Mmm, Korean food
On a cold, slushy night like this one, Korean food is perfect. Kristin, her man friend and I headed to Riverside tonight after I got done at the Big E. He's going to Korea in a month, so he wanted the low-down on life as an ESL teacher and he'd never had Korean food.
Kristin, who's newer to Cinci that I am, had been there. Surprisingly, she stopped there once when she didn't want to go home for her dinner break.
I had dolsot bibimbap, like a Korean salad in a giant stone pot. They put a sunny-side up egg on top, and you mix in kochu jang (hot pepper paste) and stir the whole thing up. The rice on the bottom gets crispy and delicious! Yum!
Riverside serves traditional ban-chan (side dishes) with each meal -- nine of them. Tonight: kimchi, spicy spinach, sesame spinach, spicy radish, mushrooms, cucumber-crab salad, spicy cucumbers, sweet potatoes and something else. I can cook Korean fairly well, but the side dishes are tough. I never make more than one or two... it's such a treat to get so many at once.
Greg, Kristin's boy toy, wanted to try soju, the traditional Korean liquor. At $16 (instead of $2 or less at restaurants in Korea), we opted against a bottle of it.
We used to buy bottles and bottles of the stuff (at 88 cents each in the store), along with random juices and sodas and mix it all up in a five-gallon bucket at Monique's house. We'd usually party till well past dawn, and Shan and I'd spend the entire next day recovering at Monique and Jen's apartment. Soju is wicked, wicked stuff. Even a sip of it makes me sick now.
When I dated Joon-Hui, I learned to drink it like Korean men did: at room temperature and in shots, bottle after bottle. One night we went out for sushi and had three bottles. Ugh. That's when I stopped trying to keep up with locals. (After, I just tried to keep up with the expats, which proved dangerous enough to my liver!)

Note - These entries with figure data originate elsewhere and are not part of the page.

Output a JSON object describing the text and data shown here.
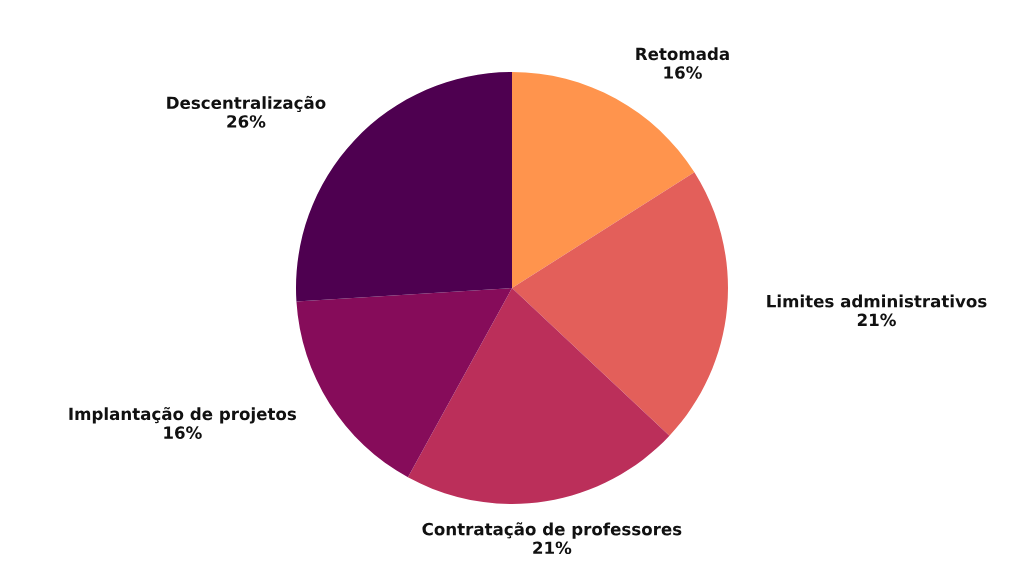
{
  "chart_data": {
    "type": "pie",
    "categories": [
      "Retomada",
      "Limites administrativos",
      "Contratação de professores",
      "Implantação de projetos",
      "Descentralização"
    ],
    "values": [
      16,
      21,
      21,
      16,
      26
    ],
    "value_labels": [
      "16%",
      "21%",
      "21%",
      "16%",
      "26%"
    ],
    "colors": [
      "#ff944d",
      "#e35f5a",
      "#bb2f5a",
      "#860c5a",
      "#4e0050"
    ],
    "legend": false
  }
}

So, kids, beware the soju. It's potent stuff.
Sunday I went to Wild Oats to get some spices and soymilk. Random, but c'est moi. I bought turmeric, curry and garam masala. I mixed a teaspoon each of those, along with two cloves of garlic and some cumin and added it to the inside of a spaghetti squash. Yum. A quick, easy lunch for a few days.
My diet right now, if not my life and this entry, is spicy.